New Threats to Cable Internet providers

Already in a successful beta, SpaceX will soon go live with the fastest satellite-based internet ever, and while that has generated a great deal of buzz, Starlink is not likely to be a real threat to cable Internet providers anytime soon. New Street Research recently released an analysis in which it presented the four true threats to cable companies, and the first of those is 5G. Thus far, 5G has not lived up to the hype, but by mid-2022, the Amazon-powered Dish offering will be available, and T-Mobile should be up to speed as well. Cable companies could lose customers to packages combining internet, TV streaming services, cellular and more.

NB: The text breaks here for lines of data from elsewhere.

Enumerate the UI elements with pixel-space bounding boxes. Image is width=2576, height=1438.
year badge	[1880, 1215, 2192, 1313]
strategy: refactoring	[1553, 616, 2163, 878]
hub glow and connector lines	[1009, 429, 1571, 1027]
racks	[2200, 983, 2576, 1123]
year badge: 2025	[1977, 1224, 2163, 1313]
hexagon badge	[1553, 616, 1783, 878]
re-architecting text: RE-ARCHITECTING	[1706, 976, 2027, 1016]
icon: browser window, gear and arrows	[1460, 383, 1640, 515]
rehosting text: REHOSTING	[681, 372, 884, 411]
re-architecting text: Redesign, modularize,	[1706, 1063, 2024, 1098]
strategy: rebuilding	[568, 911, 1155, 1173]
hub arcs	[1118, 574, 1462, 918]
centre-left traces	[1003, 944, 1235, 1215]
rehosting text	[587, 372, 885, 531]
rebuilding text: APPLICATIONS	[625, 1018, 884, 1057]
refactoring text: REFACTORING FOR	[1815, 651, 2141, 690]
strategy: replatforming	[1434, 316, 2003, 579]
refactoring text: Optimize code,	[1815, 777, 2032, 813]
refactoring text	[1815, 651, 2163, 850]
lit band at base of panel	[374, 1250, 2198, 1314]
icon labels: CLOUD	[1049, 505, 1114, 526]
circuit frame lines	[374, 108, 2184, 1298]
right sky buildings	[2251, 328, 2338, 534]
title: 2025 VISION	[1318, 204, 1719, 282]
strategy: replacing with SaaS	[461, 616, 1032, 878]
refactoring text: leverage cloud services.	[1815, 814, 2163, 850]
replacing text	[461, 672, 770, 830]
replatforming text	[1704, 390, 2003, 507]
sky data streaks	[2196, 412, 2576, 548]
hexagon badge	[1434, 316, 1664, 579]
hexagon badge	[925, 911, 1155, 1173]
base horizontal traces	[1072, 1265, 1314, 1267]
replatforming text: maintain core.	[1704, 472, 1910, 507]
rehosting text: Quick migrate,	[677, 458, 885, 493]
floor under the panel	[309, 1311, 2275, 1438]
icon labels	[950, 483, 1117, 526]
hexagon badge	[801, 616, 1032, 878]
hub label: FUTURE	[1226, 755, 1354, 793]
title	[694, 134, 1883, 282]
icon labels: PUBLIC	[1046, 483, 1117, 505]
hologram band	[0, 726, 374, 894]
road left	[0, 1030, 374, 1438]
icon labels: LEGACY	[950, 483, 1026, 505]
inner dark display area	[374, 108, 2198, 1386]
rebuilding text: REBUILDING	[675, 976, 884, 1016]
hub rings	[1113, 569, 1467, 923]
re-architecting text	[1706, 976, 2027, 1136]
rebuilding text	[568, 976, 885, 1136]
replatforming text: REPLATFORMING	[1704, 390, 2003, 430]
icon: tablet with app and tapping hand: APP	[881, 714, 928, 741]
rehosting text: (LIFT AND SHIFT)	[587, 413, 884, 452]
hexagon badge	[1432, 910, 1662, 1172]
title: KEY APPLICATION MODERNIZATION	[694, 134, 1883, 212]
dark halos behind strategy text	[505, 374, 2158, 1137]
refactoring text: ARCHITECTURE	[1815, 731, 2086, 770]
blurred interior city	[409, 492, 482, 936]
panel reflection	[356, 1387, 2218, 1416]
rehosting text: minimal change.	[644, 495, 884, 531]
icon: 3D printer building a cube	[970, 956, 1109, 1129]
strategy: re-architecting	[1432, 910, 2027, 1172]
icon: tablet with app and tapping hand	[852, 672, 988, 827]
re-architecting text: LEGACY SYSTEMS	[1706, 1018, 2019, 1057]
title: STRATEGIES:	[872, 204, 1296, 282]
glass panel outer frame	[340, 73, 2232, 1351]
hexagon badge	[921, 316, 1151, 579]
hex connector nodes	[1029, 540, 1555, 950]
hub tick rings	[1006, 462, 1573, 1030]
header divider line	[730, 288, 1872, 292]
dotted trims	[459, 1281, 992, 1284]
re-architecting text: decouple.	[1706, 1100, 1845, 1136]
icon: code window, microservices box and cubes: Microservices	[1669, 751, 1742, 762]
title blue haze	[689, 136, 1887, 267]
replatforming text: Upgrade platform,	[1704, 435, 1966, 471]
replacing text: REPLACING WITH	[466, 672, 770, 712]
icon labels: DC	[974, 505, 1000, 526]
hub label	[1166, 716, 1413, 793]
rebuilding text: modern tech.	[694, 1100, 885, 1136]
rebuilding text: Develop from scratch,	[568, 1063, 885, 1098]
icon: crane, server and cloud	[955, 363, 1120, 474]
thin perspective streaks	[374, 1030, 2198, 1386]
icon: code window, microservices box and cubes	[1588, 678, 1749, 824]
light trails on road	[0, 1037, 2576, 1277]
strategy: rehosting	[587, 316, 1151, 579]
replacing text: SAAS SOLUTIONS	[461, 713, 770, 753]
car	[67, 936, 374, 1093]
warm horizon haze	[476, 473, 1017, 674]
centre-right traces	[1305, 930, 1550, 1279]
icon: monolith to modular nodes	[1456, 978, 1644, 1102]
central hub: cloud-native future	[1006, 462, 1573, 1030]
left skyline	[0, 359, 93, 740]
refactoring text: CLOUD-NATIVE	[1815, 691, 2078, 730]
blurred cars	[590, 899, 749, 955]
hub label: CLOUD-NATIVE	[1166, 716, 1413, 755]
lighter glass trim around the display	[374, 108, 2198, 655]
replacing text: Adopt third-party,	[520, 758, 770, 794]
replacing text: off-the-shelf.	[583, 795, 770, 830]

Competition Beyond 5G Wireless

But residential customers dropping wireline for wireless Internet services is not the only challenge cable companies will have to deal with. Fixed wireless broadband is fast becoming widely available, and while it is often framed as a solution for rural customers, it can be a major player in urban centers as well. Fiber-optic services continue to expand as well, and a recent influx of government funding could speed up that expansion. Finally, there is the increased threat of regulatory pressure. The nationwide lockdowns illuminated numerous Internet problems and in turn motivated politicians.

Fixed Wireless Internet

Fixed wireless Internet for the home transmits and receives radio waves from a cell tower. This approach has been available for decades now but was traditionally used to serve rural homes and businesses that could not otherwise get Internet service. But the technology is advancing at a great rate, and there are major players involved, such as AT&T, Spectrum, and Verizon, that now view it as an opportunity to compete in dense markets where the cable companies previously held de-facto monopolies.

Fiber-Optic Internet

Fiber and cable internet are similar products that should provide direct competition to each other, but the cable companies have not yet really felt that threat. That has a lot to do with the nature of installing fiber-optic lines, which is both expensive and time-consuming. But there is a snowball effect at work here, and the big companies like AT&T will expand its offerings considerably over the next several years.

Government Regulation

According to some industry analysts, potential government regulation is a far bigger threat to cable companies than either fiber optic or fixed wireless. Much of it hinges on who the new FCC chair will be. The first order of business is expected to be the restoration of net neutrality regulation. But regulation could eventually extend far beyond that, and many feel the Internet should be governed like a utility.

The Road Ahead

This is an exciting time for the home internet customer. We are on the cusp of some major changes, and these may result in a market environment that could dwarf the telecom wars. At the very least, well before the end of the decade, more than 70 percent of Americans should have two or more viable options for broadband internet, and that can only be a good thing.